While our hero is being damned and doubted for masqueradin’ with words, and arousing suspicion and then hilarity for hiding in plain sight in New Jersey, I wanted to take a break and look at a song about evil and unmasking.

Some sweet day I’ll stand beside my king.
No, not that song. Man of Peace. (But a brief moment of hello and envy to the good people of Tahoe who got to hear “desk clerks dressed in black” out of our hero’s own mouth last night.)
Come over here baby, there’s a scene you’ll like to catch. Listen to Man of Peace. The artist-as-a-young-man whose revelatory and vast vision looked boldly out at desolation row and recreated history until he exhausted himself, Lady beside him, this young seer has become a matter-of-fact middle-aged man who seems to want only to share some grownup disillusionment with his companion, through an ordinary window at the ordinary world.

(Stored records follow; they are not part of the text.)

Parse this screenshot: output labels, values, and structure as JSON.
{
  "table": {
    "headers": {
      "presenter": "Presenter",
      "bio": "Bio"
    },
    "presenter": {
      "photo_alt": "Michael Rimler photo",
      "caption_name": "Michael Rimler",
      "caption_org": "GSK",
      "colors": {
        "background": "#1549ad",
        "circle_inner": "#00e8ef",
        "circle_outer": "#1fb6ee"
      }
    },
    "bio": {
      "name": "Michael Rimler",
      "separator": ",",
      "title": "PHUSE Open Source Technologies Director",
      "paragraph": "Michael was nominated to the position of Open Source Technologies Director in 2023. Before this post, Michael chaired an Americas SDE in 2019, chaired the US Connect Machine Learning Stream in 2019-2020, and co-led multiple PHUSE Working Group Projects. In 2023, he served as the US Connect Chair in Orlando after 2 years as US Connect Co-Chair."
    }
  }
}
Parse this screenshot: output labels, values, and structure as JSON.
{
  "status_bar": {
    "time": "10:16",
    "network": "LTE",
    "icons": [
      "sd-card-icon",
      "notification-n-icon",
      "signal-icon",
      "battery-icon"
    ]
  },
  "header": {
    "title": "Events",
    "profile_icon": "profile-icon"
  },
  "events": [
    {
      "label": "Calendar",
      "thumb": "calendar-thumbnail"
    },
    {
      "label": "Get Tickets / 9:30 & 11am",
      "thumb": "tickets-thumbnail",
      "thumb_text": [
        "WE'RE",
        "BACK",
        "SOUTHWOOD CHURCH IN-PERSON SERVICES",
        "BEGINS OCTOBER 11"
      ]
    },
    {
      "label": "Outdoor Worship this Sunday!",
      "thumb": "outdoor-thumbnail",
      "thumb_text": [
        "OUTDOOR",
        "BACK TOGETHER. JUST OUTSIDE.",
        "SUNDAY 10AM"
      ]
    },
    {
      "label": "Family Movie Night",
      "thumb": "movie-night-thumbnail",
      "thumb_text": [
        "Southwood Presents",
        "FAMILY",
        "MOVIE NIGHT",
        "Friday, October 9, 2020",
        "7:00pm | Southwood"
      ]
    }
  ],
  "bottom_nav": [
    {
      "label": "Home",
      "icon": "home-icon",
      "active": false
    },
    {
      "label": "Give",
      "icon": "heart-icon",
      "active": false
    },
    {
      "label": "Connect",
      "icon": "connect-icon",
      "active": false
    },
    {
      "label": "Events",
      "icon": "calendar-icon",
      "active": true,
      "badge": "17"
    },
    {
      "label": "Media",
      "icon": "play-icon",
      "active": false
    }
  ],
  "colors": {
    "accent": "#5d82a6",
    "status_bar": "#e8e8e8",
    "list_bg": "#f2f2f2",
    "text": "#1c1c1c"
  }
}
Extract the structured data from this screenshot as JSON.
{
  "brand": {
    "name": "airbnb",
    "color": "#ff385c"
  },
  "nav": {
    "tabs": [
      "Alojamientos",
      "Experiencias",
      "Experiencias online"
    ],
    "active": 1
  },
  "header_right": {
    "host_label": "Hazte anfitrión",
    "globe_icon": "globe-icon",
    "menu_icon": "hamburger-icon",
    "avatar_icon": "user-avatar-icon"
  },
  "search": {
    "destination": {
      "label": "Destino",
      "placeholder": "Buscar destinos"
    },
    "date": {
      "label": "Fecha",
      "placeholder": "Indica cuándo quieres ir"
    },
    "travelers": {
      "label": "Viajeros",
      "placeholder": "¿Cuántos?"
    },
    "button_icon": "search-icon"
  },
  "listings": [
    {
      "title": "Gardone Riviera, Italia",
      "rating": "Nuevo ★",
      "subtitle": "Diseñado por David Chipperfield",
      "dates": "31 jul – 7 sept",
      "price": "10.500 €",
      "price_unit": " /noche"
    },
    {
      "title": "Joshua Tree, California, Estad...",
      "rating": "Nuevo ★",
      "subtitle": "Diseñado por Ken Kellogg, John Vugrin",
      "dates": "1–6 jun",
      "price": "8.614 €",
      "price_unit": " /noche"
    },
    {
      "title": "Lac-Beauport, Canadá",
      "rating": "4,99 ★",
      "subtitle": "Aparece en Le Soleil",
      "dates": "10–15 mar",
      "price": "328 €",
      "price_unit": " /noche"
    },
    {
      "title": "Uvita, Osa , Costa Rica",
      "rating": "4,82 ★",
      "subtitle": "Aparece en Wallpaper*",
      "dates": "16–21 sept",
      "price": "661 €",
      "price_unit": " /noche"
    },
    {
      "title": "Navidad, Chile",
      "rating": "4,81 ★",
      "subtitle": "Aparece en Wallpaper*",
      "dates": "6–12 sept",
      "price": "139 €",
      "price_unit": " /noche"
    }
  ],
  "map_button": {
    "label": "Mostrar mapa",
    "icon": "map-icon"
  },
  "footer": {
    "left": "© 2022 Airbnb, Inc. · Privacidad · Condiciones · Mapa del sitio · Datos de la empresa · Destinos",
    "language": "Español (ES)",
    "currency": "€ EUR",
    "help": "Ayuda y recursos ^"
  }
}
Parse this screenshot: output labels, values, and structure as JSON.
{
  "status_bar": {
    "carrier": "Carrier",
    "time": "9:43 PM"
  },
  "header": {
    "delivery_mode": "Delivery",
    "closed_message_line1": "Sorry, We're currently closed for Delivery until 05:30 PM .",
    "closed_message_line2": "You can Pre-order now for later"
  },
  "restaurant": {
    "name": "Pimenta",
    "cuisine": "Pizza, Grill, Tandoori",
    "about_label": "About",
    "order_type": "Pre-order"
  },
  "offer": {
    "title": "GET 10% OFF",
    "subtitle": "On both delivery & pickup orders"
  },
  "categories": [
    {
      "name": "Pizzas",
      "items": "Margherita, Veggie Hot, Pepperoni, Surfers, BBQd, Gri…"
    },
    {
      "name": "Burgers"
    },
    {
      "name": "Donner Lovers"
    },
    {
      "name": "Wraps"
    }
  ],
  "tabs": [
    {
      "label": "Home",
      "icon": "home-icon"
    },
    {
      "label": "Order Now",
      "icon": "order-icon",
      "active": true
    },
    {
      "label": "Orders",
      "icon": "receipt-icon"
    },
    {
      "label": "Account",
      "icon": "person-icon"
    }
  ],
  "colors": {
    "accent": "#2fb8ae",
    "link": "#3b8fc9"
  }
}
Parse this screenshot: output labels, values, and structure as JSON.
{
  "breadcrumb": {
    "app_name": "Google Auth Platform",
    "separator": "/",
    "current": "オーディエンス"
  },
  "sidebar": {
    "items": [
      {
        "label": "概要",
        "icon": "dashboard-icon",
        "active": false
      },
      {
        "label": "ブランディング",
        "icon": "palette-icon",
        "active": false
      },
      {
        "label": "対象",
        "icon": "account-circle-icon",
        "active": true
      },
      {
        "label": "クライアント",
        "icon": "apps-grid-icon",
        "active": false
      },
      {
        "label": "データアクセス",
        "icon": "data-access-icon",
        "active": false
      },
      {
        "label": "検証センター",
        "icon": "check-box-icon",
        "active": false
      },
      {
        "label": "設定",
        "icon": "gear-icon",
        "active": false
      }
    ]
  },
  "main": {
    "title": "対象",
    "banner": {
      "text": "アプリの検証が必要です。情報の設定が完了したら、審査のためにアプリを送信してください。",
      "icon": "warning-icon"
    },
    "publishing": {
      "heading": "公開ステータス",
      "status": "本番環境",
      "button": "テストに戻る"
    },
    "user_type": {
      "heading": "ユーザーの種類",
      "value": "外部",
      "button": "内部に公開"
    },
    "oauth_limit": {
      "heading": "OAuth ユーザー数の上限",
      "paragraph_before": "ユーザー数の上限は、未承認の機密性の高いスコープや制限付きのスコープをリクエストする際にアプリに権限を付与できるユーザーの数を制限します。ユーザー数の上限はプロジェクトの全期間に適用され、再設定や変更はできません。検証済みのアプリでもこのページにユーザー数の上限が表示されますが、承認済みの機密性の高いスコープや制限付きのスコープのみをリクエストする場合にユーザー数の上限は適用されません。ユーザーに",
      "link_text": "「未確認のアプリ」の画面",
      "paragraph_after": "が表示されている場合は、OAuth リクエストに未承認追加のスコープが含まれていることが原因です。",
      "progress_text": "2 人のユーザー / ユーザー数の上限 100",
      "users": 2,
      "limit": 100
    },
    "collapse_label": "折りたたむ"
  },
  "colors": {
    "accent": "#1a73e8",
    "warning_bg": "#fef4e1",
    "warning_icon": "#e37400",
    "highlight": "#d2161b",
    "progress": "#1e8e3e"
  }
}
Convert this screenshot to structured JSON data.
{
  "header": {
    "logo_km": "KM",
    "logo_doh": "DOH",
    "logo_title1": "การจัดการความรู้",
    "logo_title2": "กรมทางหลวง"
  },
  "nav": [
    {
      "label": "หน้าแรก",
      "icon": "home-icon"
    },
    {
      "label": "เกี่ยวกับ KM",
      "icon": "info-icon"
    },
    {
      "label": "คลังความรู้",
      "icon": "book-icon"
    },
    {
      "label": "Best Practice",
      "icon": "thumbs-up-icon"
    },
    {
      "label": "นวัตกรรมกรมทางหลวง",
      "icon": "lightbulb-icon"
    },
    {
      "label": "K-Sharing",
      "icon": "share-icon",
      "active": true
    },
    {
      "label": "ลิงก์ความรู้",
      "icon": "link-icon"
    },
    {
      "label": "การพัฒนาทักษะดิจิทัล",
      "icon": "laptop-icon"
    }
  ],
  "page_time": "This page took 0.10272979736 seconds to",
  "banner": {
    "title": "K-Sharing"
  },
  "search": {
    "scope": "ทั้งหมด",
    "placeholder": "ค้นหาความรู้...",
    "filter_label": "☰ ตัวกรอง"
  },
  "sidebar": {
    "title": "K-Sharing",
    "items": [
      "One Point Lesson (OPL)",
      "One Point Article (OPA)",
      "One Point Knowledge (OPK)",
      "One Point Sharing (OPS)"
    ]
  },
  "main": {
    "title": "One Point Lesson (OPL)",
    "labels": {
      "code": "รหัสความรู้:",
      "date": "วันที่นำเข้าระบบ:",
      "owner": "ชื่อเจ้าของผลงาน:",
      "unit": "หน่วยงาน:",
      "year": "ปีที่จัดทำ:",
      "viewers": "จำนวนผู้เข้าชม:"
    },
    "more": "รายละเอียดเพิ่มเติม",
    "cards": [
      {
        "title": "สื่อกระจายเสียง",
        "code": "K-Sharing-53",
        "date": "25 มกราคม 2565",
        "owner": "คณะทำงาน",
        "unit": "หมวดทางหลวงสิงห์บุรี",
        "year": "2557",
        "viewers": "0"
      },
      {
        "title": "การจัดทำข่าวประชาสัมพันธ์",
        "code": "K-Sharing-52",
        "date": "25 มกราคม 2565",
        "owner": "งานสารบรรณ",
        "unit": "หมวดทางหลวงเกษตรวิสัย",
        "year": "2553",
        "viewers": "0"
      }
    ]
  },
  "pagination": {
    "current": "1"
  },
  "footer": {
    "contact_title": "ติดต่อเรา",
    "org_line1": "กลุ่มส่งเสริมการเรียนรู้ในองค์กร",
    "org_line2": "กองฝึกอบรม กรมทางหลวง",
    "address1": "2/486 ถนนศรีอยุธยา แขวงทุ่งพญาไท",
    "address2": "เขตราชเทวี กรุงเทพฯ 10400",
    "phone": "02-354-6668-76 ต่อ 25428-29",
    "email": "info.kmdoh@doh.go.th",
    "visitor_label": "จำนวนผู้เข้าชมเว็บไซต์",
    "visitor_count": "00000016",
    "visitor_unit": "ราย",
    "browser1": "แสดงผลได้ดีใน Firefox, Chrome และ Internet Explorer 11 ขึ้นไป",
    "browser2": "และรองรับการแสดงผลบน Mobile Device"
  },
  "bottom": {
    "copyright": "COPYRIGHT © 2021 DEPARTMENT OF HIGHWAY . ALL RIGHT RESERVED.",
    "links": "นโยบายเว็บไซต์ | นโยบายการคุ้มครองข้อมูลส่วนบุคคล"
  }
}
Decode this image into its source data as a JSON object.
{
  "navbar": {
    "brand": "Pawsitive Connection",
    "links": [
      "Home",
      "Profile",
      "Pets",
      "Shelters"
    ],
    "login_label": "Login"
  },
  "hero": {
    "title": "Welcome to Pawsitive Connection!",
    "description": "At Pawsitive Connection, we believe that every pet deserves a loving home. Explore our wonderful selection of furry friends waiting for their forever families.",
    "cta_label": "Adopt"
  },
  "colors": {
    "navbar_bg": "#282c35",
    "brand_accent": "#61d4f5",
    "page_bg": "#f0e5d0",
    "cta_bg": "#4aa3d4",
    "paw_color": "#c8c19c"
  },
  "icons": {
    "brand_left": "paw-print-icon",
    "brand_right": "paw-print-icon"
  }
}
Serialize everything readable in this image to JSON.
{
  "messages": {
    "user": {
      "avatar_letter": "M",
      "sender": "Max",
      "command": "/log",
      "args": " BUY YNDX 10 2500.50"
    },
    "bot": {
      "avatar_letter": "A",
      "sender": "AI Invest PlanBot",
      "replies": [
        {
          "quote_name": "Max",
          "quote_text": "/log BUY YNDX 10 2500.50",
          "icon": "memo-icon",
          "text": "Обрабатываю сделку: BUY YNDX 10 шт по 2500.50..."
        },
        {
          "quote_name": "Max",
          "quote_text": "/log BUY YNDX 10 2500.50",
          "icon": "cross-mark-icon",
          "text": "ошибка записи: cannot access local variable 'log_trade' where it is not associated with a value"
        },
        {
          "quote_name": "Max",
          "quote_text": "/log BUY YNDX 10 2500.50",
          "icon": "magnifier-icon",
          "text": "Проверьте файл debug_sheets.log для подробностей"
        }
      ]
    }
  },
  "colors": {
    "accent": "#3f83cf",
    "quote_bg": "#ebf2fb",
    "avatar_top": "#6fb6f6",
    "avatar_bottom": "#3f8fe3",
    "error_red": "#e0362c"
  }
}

Is it news that the beggars and buskers, and holy men, and the man who can slip and slide unnoticed through the crowd, might not be what they seem, might not want what they seem to want or be offering what you think they’re offering? Is it news that the devil can be a needy tramp playing on your pity, or a sweet-talking and sweeter-singing minstrel reeling you in with every song of love that ever has been sung? Not news. Look out of any window, any day, and see if you can tell the one true story of what you’re seeing. The song begins and the not-so-young singer is only telling the girl what she’d come to know herself about the tricky and treacherous world outside safe, maybe even loving, rooms.
But the singer starts getting closer, pulling in from the scene outside the window. Satan is right there when you need light, that glimpse of the sun, and he’s right there when your burden’s more than you can stand. His timing is excellent and he is a subtle beast, doesn’t have to call attention to himself. If he promises exactly what I want, and I can’t spot him for anything but what I think he is– someone I notice least, when certainly we would like Satan to be exactly what we notice most--what are my odds of beating him?
The poor girl still at the window, captured by the song, and now things take an awful turn, don’t they. Ride down Niagara Falls in the barrels of your skull. There’s something quite horribly wrong with this line of the song. This is too…particular a nightmare. It’s conventional and even a little pedantic to point out all the possibilities of deception and malice in our day-to-day world. It’s a little uncomfortable to be reminded that evil tempts us when we’re hungriest for consolation, and oppressing to be reminded that we’re often too weak to spot it. But now the singer knows something not at all conventional, or pedantic, and now there’s no more subtlety to Satan’s deceptions. We’re a little spooked by imagining a demon careening over the falls in our very own skull. This is out of a one-of-a-kind nightmare, and now I am looking at it. Next line, the singer unmasks himself pretty much completely. He smells something cooking. This does not sound, well, healthy, or appetizing, does it. There’s going to be a feast, and we’re reminded of the feast whose preparations are observed from desolation row, a feast that somehow requires curtains to be nailed. Sometimes Satan comes as the man with the harmonious tongue, who, after all, tried to warn you.
Too late apparently–Satan has humanity’s best interests at heart, a great lover of mankind in fact, if we dig into the root of philanthropist, whose awkward syllables roll effortlessly into the rhythm of the song. It’s a very old story: Satan seducing one single creature through the language of doing all of mankind a favor. A single creature forewarned and hapless, like the girl who’s gone with the man in the long black coat.
And on we ride through prophecies of annihilation and the end of days–anything you thought would last forever, trees or love, they’re all coming down and coming to a stop. No doubting now that what the singer knows and sees is coming from some place far beyond that window. Until.
The last verse is a different kind of window. We’re back in the very human world. A world more realistically doomed than the one in the next-to-last-verse. It’s just the regular world where innocence has to end and mothers have to weep. and there are dreams of redemption and sacrifice to be followed to whatever end they lead you, and then we’re back at the window, listening to a song about that same old lost world, sung by an old artificer.